When someone is the victim of medical malpractice, they may not realize it at first, or they may be so caught up in trying to recover that it doesn’t occur to them to seek legal help as soon as possible. That’s unfortunate because New York has restrictions on when medical malpractice suits may be filed. Read on for what you need to know.
What Is a Statute of Limitations?
A statute of limitations is a legal period in which someone can make claims or file lawsuits to request financial compensation because of harm done to them. Once the statute of limitations has passed, expecting a court to consider a case is nearly impossible. The likely outcome of filing too late is that the defense attorneys (attorneys for the other side) will ask to have the case dismissed because it’s past the deadline, and the court will most likely comply with that request.
In New York, the statute of limitations for filing a medical malpractice suit is 30 months (2 ½ years) from the date of the procedure that caused the malpractice. There are a few exceptions to this.
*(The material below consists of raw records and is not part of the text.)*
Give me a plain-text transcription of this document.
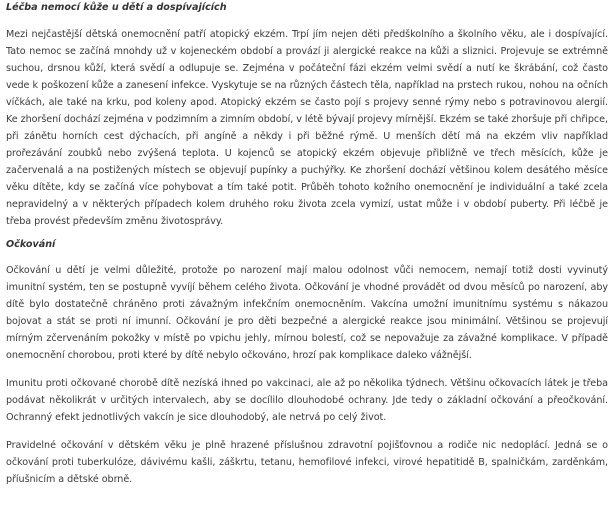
Léčba nemocí kůže u dětí a dospívajících

Mezi nejčastější dětská onemocnění patří atopický ekzém. Trpí jím nejen děti předškolního a školního věku, ale i dospívající. Tato nemoc se začíná mnohdy už v kojeneckém období a provází ji alergické reakce na kůži a sliznici. Projevuje se extrémně suchou, drsnou kůží, která svědí a odlupuje se. Zejména v počáteční fázi ekzém velmi svědí a nutí ke škrábání, což často vede k poškození kůže a zanesení infekce. Vyskytuje se na různých částech těla, například na prstech rukou, nohou na očních víčkách, ale také na krku, pod koleny apod. Atopický ekzém se často pojí s projevy senné rýmy nebo s potravinovou alergií. Ke zhoršení dochází zejména v podzimním a zimním období, v létě bývají projevy mírnější. Ekzém se také zhoršuje při chřipce, při zánětu horních cest dýchacích, při angíně a někdy i při běžné rýmě. U menších dětí má na ekzém vliv například prořezávání zoubků nebo zvýšená teplota. U kojenců se atopický ekzém objevuje přibližně ve třech měsících, kůže je začervenalá a na postižených místech se objevují pupínky a puchýřky. Ke zhoršení dochází většinou kolem desátého měsíce věku dítěte, kdy se začíná více pohybovat a tím také potit. Průběh tohoto kožního onemocnění je individuální a také zcela nepravidelný a v některých případech kolem druhého roku života zcela vymizí, ustat může i v období puberty. Při léčbě je třeba provést především změnu životosprávy.

Očkování

Očkování u dětí je velmi důležité, protože po narození mají malou odolnost vůči nemocem, nemají totiž dosti vyvinutý imunitní systém, ten se postupně vyvíjí během celého života. Očkování je vhodné provádět od dvou měsíců po narození, aby dítě bylo dostatečně chráněno proti závažným infekčním onemocněním. Vakcína umožní imunitnímu systému s nákazou bojovat a stát se proti ní imunní. Očkování je pro děti bezpečné a alergické reakce jsou minimální. Většinou se projevují mírným zčervenáním pokožky v místě po vpichu jehly, mírnou bolestí, což se nepovažuje za závažné komplikace. V případě onemocnění chorobou, proti které by dítě nebylo očkováno, hrozí pak komplikace daleko vážnější.

Imunitu proti očkované chorobě dítě nezíská ihned po vakcinaci, ale až po několika týdnech. Většinu očkovacích látek je třeba podávat několikrát v určitých intervalech, aby se docílilo dlouhodobé ochrany. Jde tedy o základní očkování a přeočkování. Ochranný efekt jednotlivých vakcín je sice dlouhodobý, ale netrvá po celý život.

Pravidelné očkování v dětském věku je plně hrazené příslušnou zdravotní pojišťovnou a rodiče nic nedoplácí. Jedná se o očkování proti tuberkulóze, dávivému kašli, záškrtu, tetanu, hemofilové infekci, virové hepatitidě B, spalničkám, zarděnkám, příušnicím a dětské obrně.
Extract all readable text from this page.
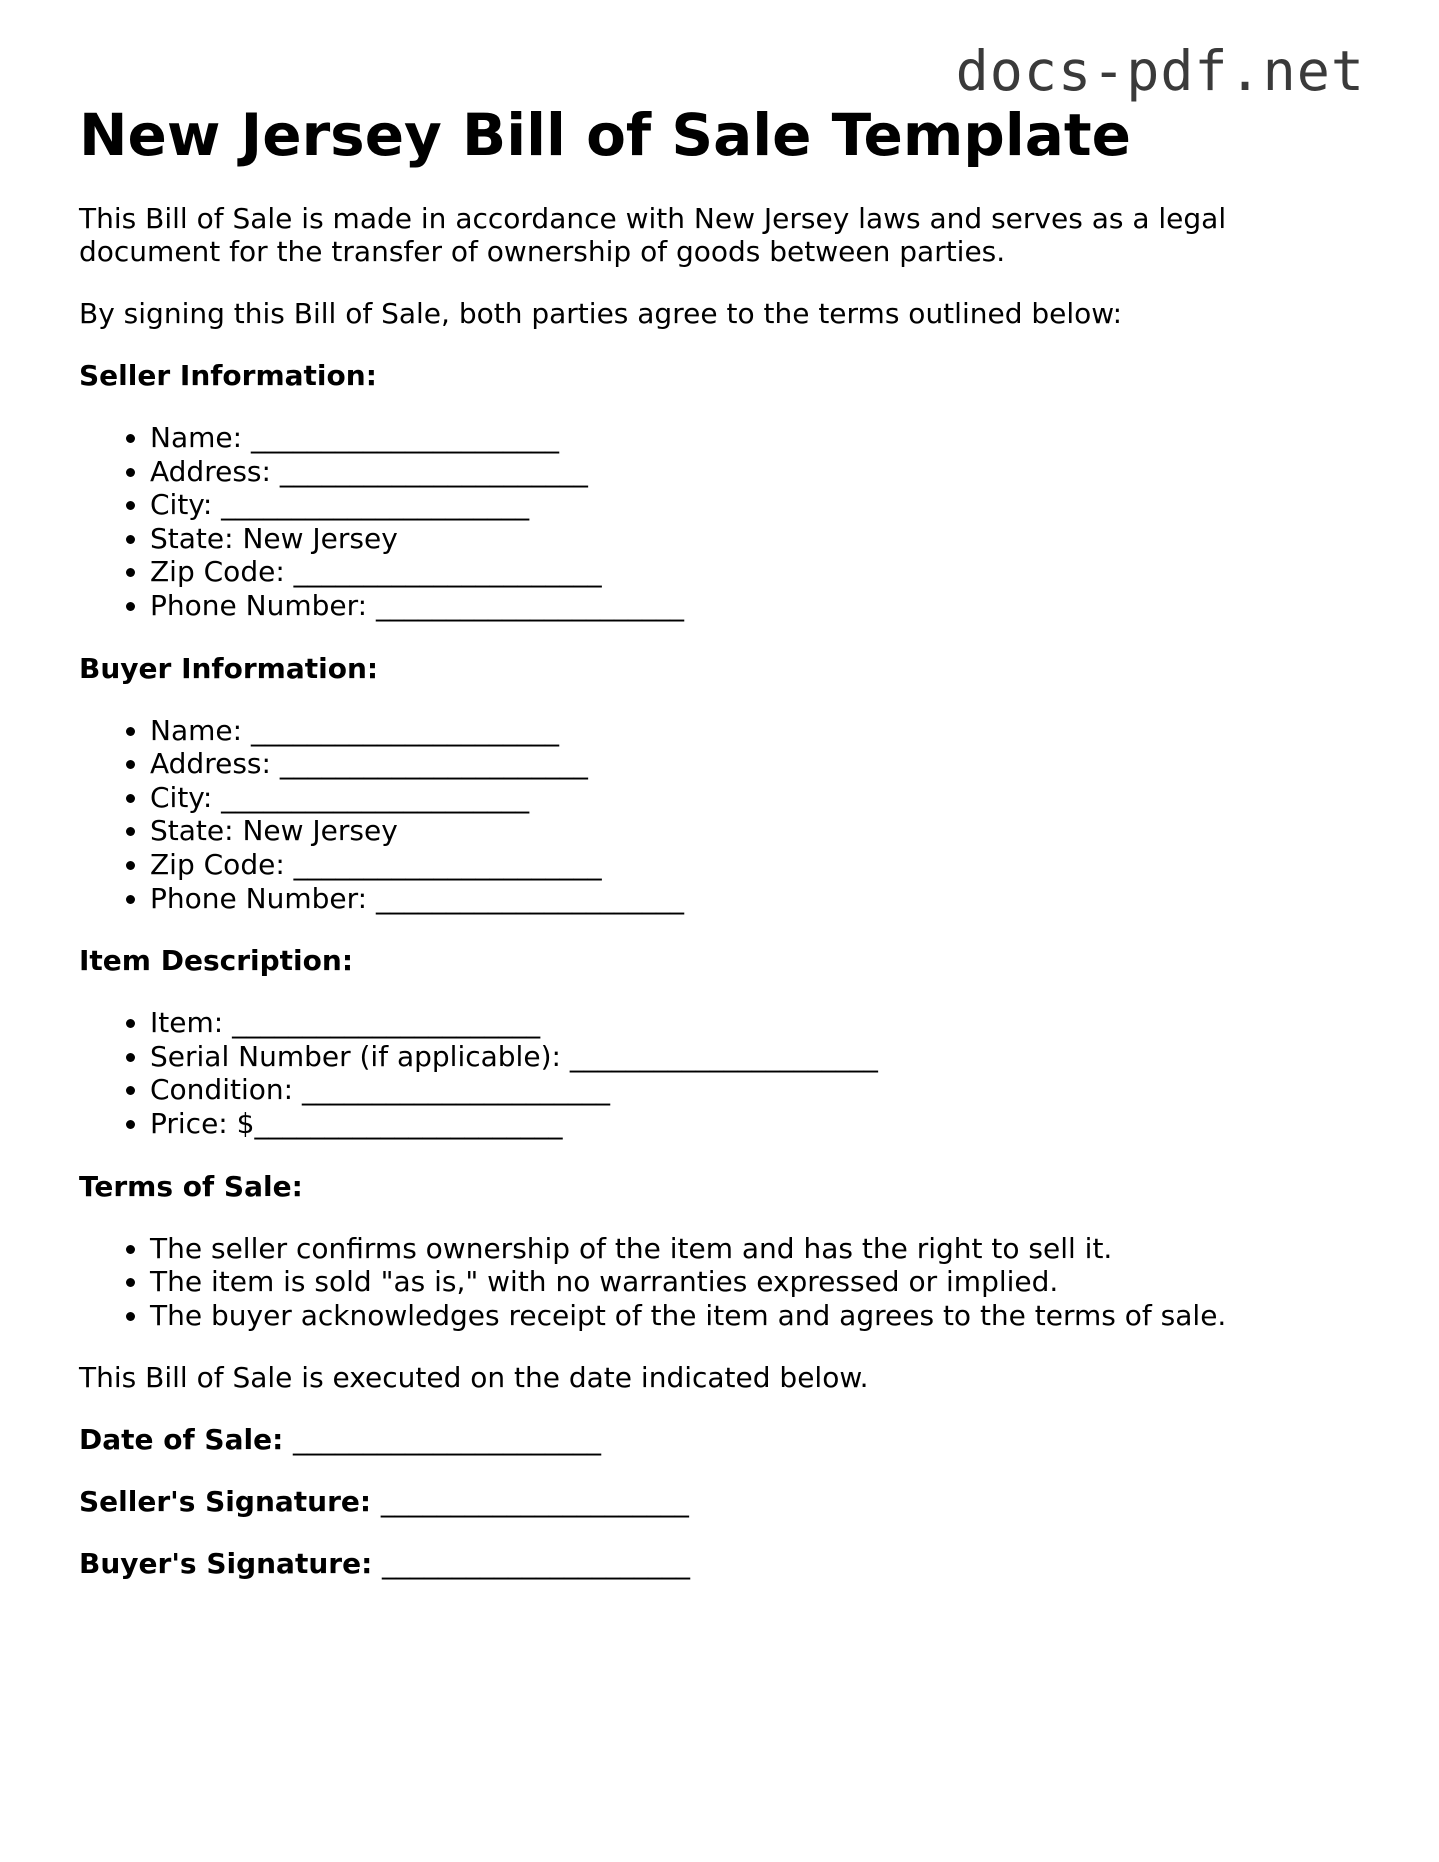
docs-pdf.net
New Jersey Bill of Sale Template

This Bill of Sale is made in accordance with New Jersey laws and serves as a legal document for the transfer of ownership of goods between parties.

By signing this Bill of Sale, both parties agree to the terms outlined below:

Seller Information:

• Name: ______________________
• Address: ______________________
• City: ______________________
• State: New Jersey
• Zip Code: ______________________
• Phone Number: ______________________

Buyer Information:

• Name: ______________________
• Address: ______________________
• City: ______________________
• State: New Jersey
• Zip Code: ______________________
• Phone Number: ______________________

Item Description:

• Item: ______________________
• Serial Number (if applicable): ______________________
• Condition: ______________________
• Price: $______________________

Terms of Sale:

• The seller confirms ownership of the item and has the right to sell it.
• The item is sold "as is," with no warranties expressed or implied.
• The buyer acknowledges receipt of the item and agrees to the terms of sale.

This Bill of Sale is executed on the date indicated below.

Date of Sale: ______________________

Seller's Signature: ______________________

Buyer's Signature: ______________________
- If the patient was a minor at the time of the treatment, they have three years from the day they turn 18 to file a claim. However, the claim must only be for something that happened in the previous ten years.
- If a foreign object was left inside a patient’s body (during surgery, for example) and the object caused an injury, the patient has one year from the date the object was found or should have been found to file a claim.
- If the patient doesn’t know there’s a problem and symptoms don’t present right away, it’s possible the 30 months could be extended. An example of this would be a doctor either misdiagnosing a condition or not diagnosing a condition at all. The patient goes home and doesn’t realize there is, in fact, something wrong with them until more than 30 months have passed. If it can be proven that the patient was un- or misdiagnosed, they may still be able to file a medical malpractice claim. Note that the foreign objects are medical in nature and not meant to be left inside the body, such as scalpels or gauze. Foreign objects such as pacemakers or intrauterine devices (IUDs) that are deliberately placed in the body, but may be forgotten about later, are not eligible for malpractice in this situation.
- If the patient dies as a result of the malpractice, the family can file a lawsuit for wrongful death. That needs to be filed within two years of the death.
Working with an experienced, knowledgeable medical malpractice attorney can help you determine if your case is still within the New York statute of limitations.
What Is Needed for a Successful Medical Malpractice Suit?
To successfully litigate a medical malpractice case, the person filing the claim (the plaintiff) must prove four things.
- Duty of care. The medical professional owed the patient a duty of care. Often all that’s needed to prove this is the fact that there was a doctor-patient relationship demonstrated by the patient being seen by the doctor. It doesn’t mean the medical professional had to be perfect, but they had to follow the professional standards as closely as possible.
- Breach of the duty of care. This means the medical professional didn’t honor the duty of care through negligence or omission. To prove this, the plaintiff and their attorney should be able to demonstrate that the care given (or not given, depending on the case) didn’t meet professional standards within that medical specialty.
- Injury. This can be the most challenging point to prove, and it’s entirely dependent on the two points above. The medical professional owed the patient a duty of care but didn’t live up to that commitment. The patient was harmed because of the breach of the duty of care. The injury must be connected to the breach of the duty of care.
- Damages. This demonstrates that the plaintiff faced damages because of the medical malpractice. Typically this is in the form of out-of-pocket medical bills, lost wages due to time away from work or no longer being physically able to work, and ongoing expenses for things like physical therapy. It may also be noneconomic damages, such as the trauma the patient experienced because of the malpractice.
What Should I Do if I Think I Have a Medical Malpractice Case?
Call the Law Offices of Thomas Lavin at 718-829-7400 for a free case evaluation. Medical malpractice cases are complex. They’re also likely going to involve lawyers for the medical provider who are experienced in getting these cases reduced or dismissed, so having an experienced, knowledgeable medical malpractice attorney working on your behalf is highly recommended.
There is one thing you should never do when getting ready to embark on a medical malpractice case, and that’s have any conversations or communications with the medical provider’s insurance company or attorneys. Their primary goal is to reduce or dismiss any liability for their client to avoid having to pay the claims. They may try to get you to say something that could be interpreted as not holding their client responsible, or they may try to coerce you into agreeing to a much lower settlement than you might be eligible for. Don’t respond to any communications, but forward them to your attorney instead.